Bridging the Divide: Assessing the Viability of International Cooperation on Border Carbon Adjustments

Michael Mehling, Harro van Asselt, Susanne Droege, Kasturi Das, and Catherine Hall

April 2024

International cooperation on climate change and trade is intensifying, as highlighted by numerous initiatives launched at the multilateral, plurilateral, and bilateral levels. This is an encouraging development, signaling the major role of trade policy in supporting decarbonization efforts and facilitating adaptation to climate change. Yet, at the same time, many of these initiatives eschew one of the most contested issues at the interface of trade and climate policies: Border Carbon Adjustments (BCAs).
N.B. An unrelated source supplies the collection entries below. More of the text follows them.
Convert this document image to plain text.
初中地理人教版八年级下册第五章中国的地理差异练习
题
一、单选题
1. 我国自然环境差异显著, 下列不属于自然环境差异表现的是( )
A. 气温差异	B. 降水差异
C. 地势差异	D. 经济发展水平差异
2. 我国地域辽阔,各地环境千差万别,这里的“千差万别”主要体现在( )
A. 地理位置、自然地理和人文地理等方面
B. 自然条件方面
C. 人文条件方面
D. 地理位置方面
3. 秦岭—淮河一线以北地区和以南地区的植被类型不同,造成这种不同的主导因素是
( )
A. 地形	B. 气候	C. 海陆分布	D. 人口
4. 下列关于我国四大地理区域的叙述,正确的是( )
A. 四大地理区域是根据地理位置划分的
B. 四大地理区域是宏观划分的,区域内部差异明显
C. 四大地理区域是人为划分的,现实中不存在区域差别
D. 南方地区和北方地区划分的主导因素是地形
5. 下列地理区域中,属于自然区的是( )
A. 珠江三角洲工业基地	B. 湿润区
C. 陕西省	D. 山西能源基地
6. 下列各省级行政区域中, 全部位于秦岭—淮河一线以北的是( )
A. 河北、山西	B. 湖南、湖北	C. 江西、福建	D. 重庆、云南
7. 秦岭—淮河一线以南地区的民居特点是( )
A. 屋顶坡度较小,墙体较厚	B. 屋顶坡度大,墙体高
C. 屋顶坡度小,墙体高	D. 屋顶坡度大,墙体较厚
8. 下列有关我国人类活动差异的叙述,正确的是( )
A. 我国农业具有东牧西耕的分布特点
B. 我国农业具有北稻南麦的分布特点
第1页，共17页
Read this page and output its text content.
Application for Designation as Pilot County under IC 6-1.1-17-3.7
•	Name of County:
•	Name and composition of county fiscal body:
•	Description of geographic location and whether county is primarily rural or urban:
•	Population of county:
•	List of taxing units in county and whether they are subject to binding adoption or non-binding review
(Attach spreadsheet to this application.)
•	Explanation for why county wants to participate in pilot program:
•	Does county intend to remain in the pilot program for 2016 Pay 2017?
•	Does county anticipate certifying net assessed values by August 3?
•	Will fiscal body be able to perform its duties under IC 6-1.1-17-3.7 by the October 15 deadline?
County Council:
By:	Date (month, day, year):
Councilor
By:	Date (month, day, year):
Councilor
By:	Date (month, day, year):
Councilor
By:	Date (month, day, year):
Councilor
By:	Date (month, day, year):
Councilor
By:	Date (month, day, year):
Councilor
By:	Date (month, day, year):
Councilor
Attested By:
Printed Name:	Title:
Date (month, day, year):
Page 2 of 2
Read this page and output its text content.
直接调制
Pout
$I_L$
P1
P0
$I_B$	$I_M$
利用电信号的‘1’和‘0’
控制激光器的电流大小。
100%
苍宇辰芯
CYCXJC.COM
Europe’s Carbon Border Adjustment Mechanism (CBAM) is unlikely to be the last or only BCA, with various jurisdictions contemplating similar measures as they adopt increasingly ambitious climate change mitigation policies and pursue other policy objectives, such as improved national security or industrial policy. With many jurisdictions pursuing their own BCA designs and implementation strategies, however, comes an increased risk of uncoordinated proliferation of divergent approaches, which in turn can translate into greater uncertainty, higher transaction and administrative costs, and detrimental repercussions for international cooperation, including climate diplomacy. This Working Paper argues the case for international cooperation on or relating to BCAs, and assesses the prospects for such cooperation. It applies an analytical framework that examines both the “input legitimacy” and “output legitimacy” of international cooperative initiatives, focusing on three emerging models of cooperation relating to BCAs, namely the G7 Climate Club, the transatlantic talks on a Global Arrangement on Sustainable Steel and Aluminum (GASSA), and the Inclusive Forum on Carbon Mitigation Approaches (IFCMA) launched by the Organisation for Economic Co-operation and Development (OECD).